A Mirandola, dans le nord-est de l’Italie, le groupe de dispositifs médicaux Sorin se remet tout juste des séismes qui ont secoué la zone. La production s’est arrêtée… pour un temps indéterminée.
Une nouvelle fois, la terre a tremblé dimanche dans la région d'Emilie Romagne, au nord-est de l'Italie. Dans cette zone industrielle stratégique pour les secteurs de l’agroalimentaire, de la mécanique de précision et de l’industrie biomédicale, le temps s’est arrêté depuis la première secousse survenue il y a plusieurs jours. Car ni les PME, ni les grands groupes n’ont été épargnés par la catastrophe.
A la tête de l’italien Sorin, spécialiste du traitement des pathologies cardiovasculaires également bien implanté en France, André-Michel Ballester sait qu’il peut être soulagé. Aucun des 800 employés de ses sites d’Emilie Romagne ne fait partie des victimes des séismes.
20% de l’activité touchée
"Perdre de la production, voire de l’argent, c’est grave, mais perdre une vie humaine est incalculable, confie le PDG de Sorin à l’Usine Nouvelle. Notre priorité est d’assurer la sécurité de nos employés." Pourtant, à Mirandola, la business unit de son activité cardiopulmonaire – où sont réalisés la fabrication, le stock de produits finis et la distribution de filtres destinés à remplacer les poumons pour la chirurgie cardiaque – a été touchée. Elle représente 20% de l’activité du groupe.
" Nous n’avons pas de dégâts spectaculaires, mais nous avons suspendu pour l’instant la production pour ne prendre aucun risque, explique le dirigeant. Nous ne redémarrerons que lorsque les conditions de sécurités seront certifiées par des experts."
C’est un véritable consortium de l'industrie biomédicale qui se trouve à Mirandola. Avec une centaine d’entreprises et un chiffre d’affaires 2009 de 950 millions d'euros, dont 40% à l’exportation, il se dit leader en Europe dans la fabrication de produits médicaux en plastique jetable (seringues, flacons, etc..), d'instruments pour la dialyse, la chirurgie cardiaque, la transfusion. Parmi elles, des filiales de multinationales (B.Braun, Covidien, Fresenius, ou Sorin) y réalisent aussi bien des produits finis que des composants. Mais ce sont surtout les PME qui ont souffert des séismes. Car dans cette zone qui n’était pas considérée comme sismique, le dernier tremblement de terre important datant de 600 ans, la plupart des PME n’étaient donc pas assurées pour ce type de risque… "Pour les entreprises qui ont tout perdu, car les bâtiments se sont effondrés sur des équipements, la remise en route va être difficile et longue, reconnaît André-Michel Ballester. Mais il y a ici un grand esprit d’entreprise : les acteurs locaux sont tous convaincus qu’ils vont se redresser et repartir."
La solidarité en marche
Sur les conséquences financières de cette catastrophe, le dirigeant de Sorin préfère relativiser. "Nous avons la chance d’être un groupe international dont la grande majorité de l’activité n’a pas été impactée : cela va pénaliser l’entreprise quelques mois, mais nous sommes pleinement assurés, il n’y a donc pas de conséquence spectaculaire à attendre", assure-t-il. Il sait aussi que son entreprise a été relativement épargnée, par rapport aux PME locales.

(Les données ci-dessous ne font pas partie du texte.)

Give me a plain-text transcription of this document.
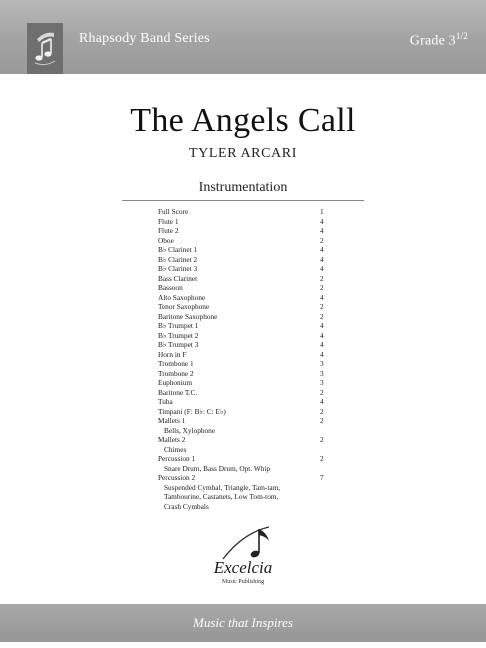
Rhapsody Band Series	Grade $3^{1/2}$
The Angels Call
TYLER ARCARI
Instrumentation
Full Score	1
Flute 1	4
Flute 2	4
Oboe	2
B♭ Clarinet 1	4
B♭ Clarinet 2	4
B♭ Clarinet 3	4
Bass Clarinet	2
Bassoon	2
Alto Saxophone	4
Tenor Saxophone	2
Baritone Saxophone	2
B♭ Trumpet 1	4
B♭ Trumpet 2	4
B♭ Trumpet 3	4
Horn in F	4
Trombone 1	3
Trombone 2	3
Euphonium	3
Baritone T.C.	2
Tuba	4
Timpani (F: B♭: C: E♭)	2
Mallets 1	2
Bells, Xylophone
Mallets 2	2
Chimes
Percussion 1	2
Snare Drum, Bass Drum, Opt. Whip
Percussion 2	7
Suspended Cymbal, Triangle, Tam-tam,
Tambourine, Castanets, Low Tom-tom,
Crash Cymbals
Excelcia
Music Publishing
Music that Inspires
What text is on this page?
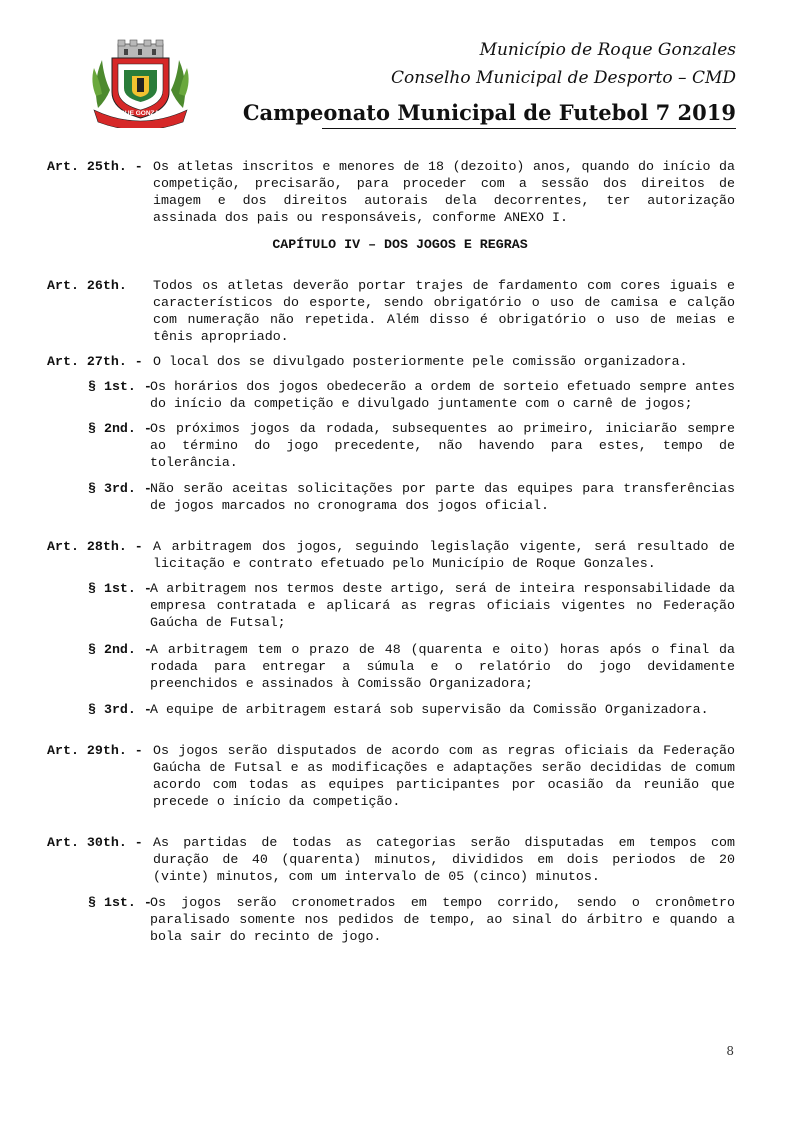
ROQUE GONZALES
Município de Roque Gonzales
Conselho Municipal de Desporto – CMD
Campeonato Municipal de Futebol 7 2019
Art. 25th. - Os atletas inscritos e menores de 18 (dezoito) anos, quando do início da competição, precisarão, para proceder com a sessão dos direitos de imagem e dos direitos autorais dela decorrentes, ter autorização assinada dos pais ou responsáveis, conforme ANEXO I.
CAPÍTULO IV – DOS JOGOS E REGRAS
Art. 26th. Todos os atletas deverão portar trajes de fardamento com cores iguais e característicos do esporte, sendo obrigatório o uso de camisa e calção com numeração não repetida. Além disso é obrigatório o uso de meias e tênis apropriado.
Art. 27th. - O local dos se divulgado posteriormente pele comissão organizadora.
§ 1st. -
Os horários dos jogos obedecerão a ordem de sorteio efetuado sempre antes do início da competição e divulgado juntamente com o carnê de jogos;
§ 2nd. -
Os próximos jogos da rodada, subsequentes ao primeiro, iniciarão sempre ao término do jogo precedente, não havendo para estes, tempo de tolerância.
§ 3rd. -
Não serão aceitas solicitações por parte das equipes para transferências de jogos marcados no cronograma dos jogos oficial.
Art. 28th. - A arbitragem dos jogos, seguindo legislação vigente, será resultado de licitação e contrato efetuado pelo Município de Roque Gonzales.
§ 1st. -
A arbitragem nos termos deste artigo, será de inteira responsabilidade da empresa contratada e aplicará as regras oficiais vigentes no Federação Gaúcha de Futsal;
§ 2nd. -
A arbitragem tem o prazo de 48 (quarenta e oito) horas após o final da rodada para entregar a súmula e o relatório do jogo devidamente preenchidos e assinados à Comissão Organizadora;
§ 3rd. -
A equipe de arbitragem estará sob supervisão da Comissão Organizadora.
Art. 29th. - Os jogos serão disputados de acordo com as regras oficiais da Federação Gaúcha de Futsal e as modificações e adaptações serão decididas de comum acordo com todas as equipes participantes por ocasião da reunião que precede o início da competição.
Art. 30th. - As partidas de todas as categorias serão disputadas em tempos com duração de 40 (quarenta) minutos, divididos em dois periodos de 20 (vinte) minutos, com um intervalo de 05 (cinco) minutos.
§ 1st. -
Os jogos serão cronometrados em tempo corrido, sendo o cronômetro paralisado somente nos pedidos de tempo, ao sinal do árbitro e quando a bola sair do recinto de jogo.
8
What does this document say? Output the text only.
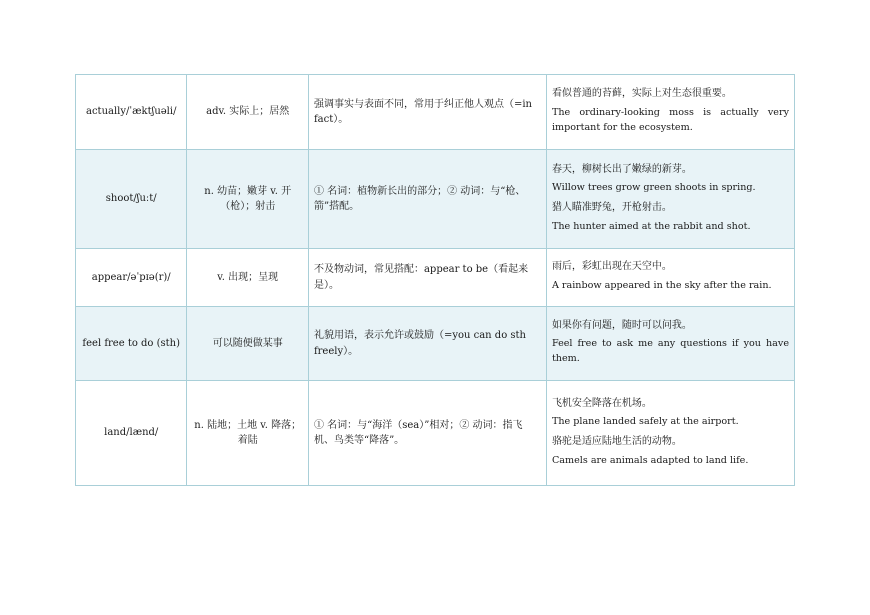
actually/ˈæktʃuəli/	adv. 实际上；居然	强调事实与表面不同，常用于纠正他人观点（=in fact）。	看似普通的苔藓，实际上对生态很重要。
The ordinary-looking moss is actually very important for the ecosystem.

shoot/ʃuːt/	n. 幼苗；嫩芽 v. 开（枪）；射击	① 名词：植物新长出的部分；② 动词：与“枪、箭”搭配。	春天，柳树长出了嫩绿的新芽。
Willow trees grow green shoots in spring.
猎人瞄准野兔，开枪射击。
The hunter aimed at the rabbit and shot.

appear/əˈpɪə(r)/	v. 出现；呈现	不及物动词，常见搭配：appear to be（看起来是）。	雨后，彩虹出现在天空中。
A rainbow appeared in the sky after the rain.

feel free to do (sth)	可以随便做某事	礼貌用语，表示允许或鼓励（=you can do sth freely）。	如果你有问题，随时可以问我。
Feel free to ask me any questions if you have them.

land/lænd/	n. 陆地；土地 v. 降落；着陆	① 名词：与“海洋（sea）”相对；② 动词：指飞机、鸟类等“降落”。	飞机安全降落在机场。
The plane landed safely at the airport.
骆驼是适应陆地生活的动物。
Camels are animals adapted to land life.
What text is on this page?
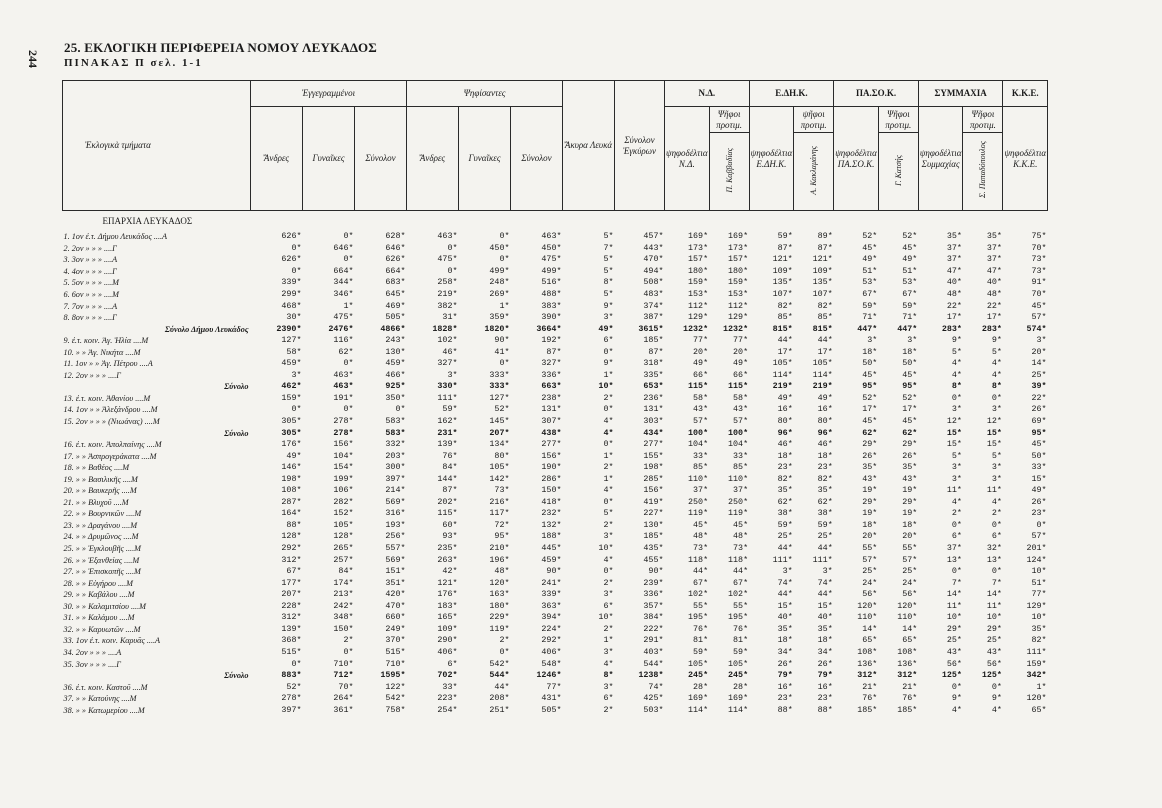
244
25. ΕΚΛΟΓΙΚΗ ΠΕΡΙΦΕΡΕΙΑ ΝΟΜΟΥ ΛΕΥΚΑΔΟΣ
ΠΙΝΑΚΑΣ Π σελ. 1-1
Ἐκλογικὰ τμήματα	Ἐγγεγραμμένοι			Ψηφίσαντες			Ἄκυρα Λευκά	Σύνολον Ἐγκύρων	Ν.Δ.		Ε.ΔΗ.Κ.		ΠΑ.ΣΟ.Κ.		ΣΥΜΜΑΧΙΑ		Κ.Κ.Ε.
	Ἄνδρες	Γυναῖκες	Σύνολον	Ἄνδρες	Γυναῖκες	Σύνολον			ψηφοδέλτια Ν.Δ.	Ψῆφοι προτιμ.	ψηφοδέλτια Ε.ΔΗ.Κ.	ψῆφοι προτιμ.	ψηφοδέλτια ΠΑ.ΣΟ.Κ.	Ψῆφοι προτιμ.	ψηφοδέλτια Συμμαχίας	Ψῆφοι προτιμ.	ψηφοδέλτια Κ.Κ.Ε.
										Π. Καββαδίας		Α. Κακλαμάνης		Γ. Κατσής		Σ. Παπαδόπουλος	
ΕΠΑΡΧΙΑ ΛΕΥΚΑΔΟΣ																	
1. 1ον ἐ.τ. Δήμου Λευκάδος ....Α	626*	0*	628*	463*	0*	463*	5*	457*	169*	169*	59*	89*	52*	52*	35*	35*	75*
2. 2ον » » » ....Γ	0*	646*	646*	0*	450*	450*	7*	443*	173*	173*	87*	87*	45*	45*	37*	37*	70*
3. 3ον » » » ....Α	626*	0*	626*	475*	0*	475*	5*	470*	157*	157*	121*	121*	49*	49*	37*	37*	73*
4. 4ον » » » ....Γ	0*	664*	664*	0*	499*	499*	5*	494*	180*	180*	109*	109*	51*	51*	47*	47*	73*
5. 5ον » » » ....Μ	339*	344*	683*	258*	248*	516*	8*	508*	159*	159*	135*	135*	53*	53*	40*	40*	91*
6. 6ον » » » ....Μ	299*	346*	645*	219*	269*	488*	5*	483*	153*	153*	107*	107*	67*	67*	48*	48*	70*
7. 7ον » » » ....Α	468*	1*	469*	382*	1*	383*	9*	374*	112*	112*	82*	82*	59*	59*	22*	22*	45*
8. 8ον » » » ....Γ	30*	475*	505*	31*	359*	390*	3*	387*	129*	129*	85*	85*	71*	71*	17*	17*	57*
Σύνολο Δήμου Λευκάδος	2390*	2476*	4866*	1828*	1820*	3664*	49*	3615*	1232*	1232*	815*	815*	447*	447*	283*	283*	574*
9. ἐ.τ. κοιν. Ἁγ. Ἠλία ....Μ	127*	116*	243*	102*	90*	192*	6*	185*	77*	77*	44*	44*	3*	3*	9*	9*	3*
10. » » Ἁγ. Νικήτα ....Μ	58*	62*	130*	46*	41*	87*	0*	87*	20*	20*	17*	17*	18*	18*	5*	5*	20*
11. 1ον » » Ἁγ. Πέτρου ....Α	459*	0*	459*	327*	0*	327*	9*	318*	49*	49*	105*	105*	50*	50*	4*	4*	14*
12. 2ον » » » ....Γ	3*	463*	466*	3*	333*	336*	1*	335*	66*	66*	114*	114*	45*	45*	4*	4*	25*
Σύνολο	462*	463*	925*	330*	333*	663*	10*	653*	115*	115*	219*	219*	95*	95*	8*	8*	39*
13. ἐ.τ. κοιν. Ἀθανίου ....Μ	159*	191*	350*	111*	127*	238*	2*	236*	58*	58*	49*	49*	52*	52*	0*	0*	22*
14. 1ον » » Ἀλεξάνδρου ....Μ	0*	0*	0*	59*	52*	131*	0*	131*	43*	43*	16*	16*	17*	17*	3*	3*	26*
15. 2ον » » » (Νιωάνας) ....Μ	305*	278*	583*	162*	145*	307*	4*	303*	57*	57*	80*	80*	45*	45*	12*	12*	69*
Σύνολο	305*	278*	583*	231*	207*	438*	4*	434*	100*	100*	96*	96*	62*	62*	15*	15*	95*
16. ἐ.τ. κοιν. Ἀπολπαίνης ....Μ	176*	156*	332*	139*	134*	277*	0*	277*	104*	104*	46*	46*	29*	29*	15*	15*	45*
17. » » Ἀσπρογεράκατα ....Μ	49*	104*	203*	76*	80*	156*	1*	155*	33*	33*	18*	18*	26*	26*	5*	5*	50*
18. » » Βαθέος ....Μ	146*	154*	300*	84*	105*	190*	2*	198*	85*	85*	23*	23*	35*	35*	3*	3*	33*
19. » » Βασιλικῆς ....Μ	198*	199*	397*	144*	142*	286*	1*	285*	110*	110*	82*	82*	43*	43*	3*	3*	15*
20. » » Βαυκερῆς ....Μ	108*	106*	214*	87*	73*	150*	4*	156*	37*	37*	35*	35*	19*	19*	11*	11*	49*
21. » » Βλυχοῦ ....Μ	287*	282*	569*	202*	216*	418*	0*	419*	250*	250*	62*	62*	29*	29*	4*	4*	26*
22. » » Βουρνικῶν ....Μ	164*	152*	316*	115*	117*	232*	5*	227*	119*	119*	38*	38*	19*	19*	2*	2*	23*
23. » » Δραγάνου ....Μ	88*	105*	193*	60*	72*	132*	2*	130*	45*	45*	59*	59*	18*	18*	0*	0*	0*
24. » » Δρυμῶνος ....Μ	128*	128*	256*	93*	95*	188*	3*	185*	48*	48*	25*	25*	20*	20*	6*	6*	57*
25. » » Ἐγκλουβῆς ....Μ	292*	265*	557*	235*	210*	445*	10*	435*	73*	73*	44*	44*	55*	55*	37*	32*	201*
26. » » Ἐξανθείας ....Μ	312*	257*	569*	263*	196*	459*	4*	455*	118*	118*	111*	111*	57*	57*	13*	13*	124*
27. » » Ἐπισκοπῆς ....Μ	67*	84*	151*	42*	48*	90*	0*	90*	44*	44*	3*	3*	25*	25*	0*	0*	10*
28. » » Εὐγήρου ....Μ	177*	174*	351*	121*	120*	241*	2*	239*	67*	67*	74*	74*	24*	24*	7*	7*	51*
29. » » Καβάλου ....Μ	207*	213*	420*	176*	163*	339*	3*	336*	102*	102*	44*	44*	56*	56*	14*	14*	77*
30. » » Καλαμιτσίου ....Μ	228*	242*	470*	183*	180*	363*	6*	357*	55*	55*	15*	15*	120*	120*	11*	11*	129*
31. » » Καλάμου ....Μ	312*	348*	660*	165*	229*	394*	10*	384*	195*	195*	40*	40*	110*	110*	10*	10*	10*
32. » » Καρυωτῶν ....Μ	139*	150*	249*	109*	119*	224*	2*	222*	76*	76*	35*	35*	14*	14*	29*	29*	35*
33. 1ον ἐ.τ. κοιν. Καρυᾶς ....Α	368*	2*	370*	290*	2*	292*	1*	291*	81*	81*	18*	18*	65*	65*	25*	25*	82*
34. 2ον » » » ....Α	515*	0*	515*	406*	0*	406*	3*	403*	59*	59*	34*	34*	108*	108*	43*	43*	111*
35. 3ον » » » ....Γ	0*	710*	710*	6*	542*	548*	4*	544*	105*	105*	26*	26*	136*	136*	56*	56*	159*
Σύνολο	883*	712*	1595*	702*	544*	1246*	8*	1238*	245*	245*	79*	79*	312*	312*	125*	125*	342*
36. ἐ.τ. κοιν. Καστοῦ ....Μ	52*	70*	122*	33*	44*	77*	3*	74*	28*	28*	16*	16*	21*	21*	0*	0*	1*
37. » » Κατούνης ....Μ	278*	264*	542*	223*	208*	431*	6*	425*	169*	169*	23*	23*	76*	76*	9*	9*	120*
38. » » Κατωμερίου ....Μ	397*	361*	758*	254*	251*	505*	2*	503*	114*	114*	88*	88*	185*	185*	4*	4*	65*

Et l’humain a pris le dessus. Pour témoigner leur solidarité, les employés de l’usine de Turin de Sorin ont ainsi fait partir dans un camion, vendredi dernier, des denrées de première nécessité. Tandis que d’autres salariés du monde entier, et même des clients, choisissaient de donner à un fonds de soutien créé par le groupe, qui abonde à son tour. Pas question de laisser les salariés sinistrés isolés, assure le dirigeant. "Nous allons les accompagner dans la reprise de leur vie."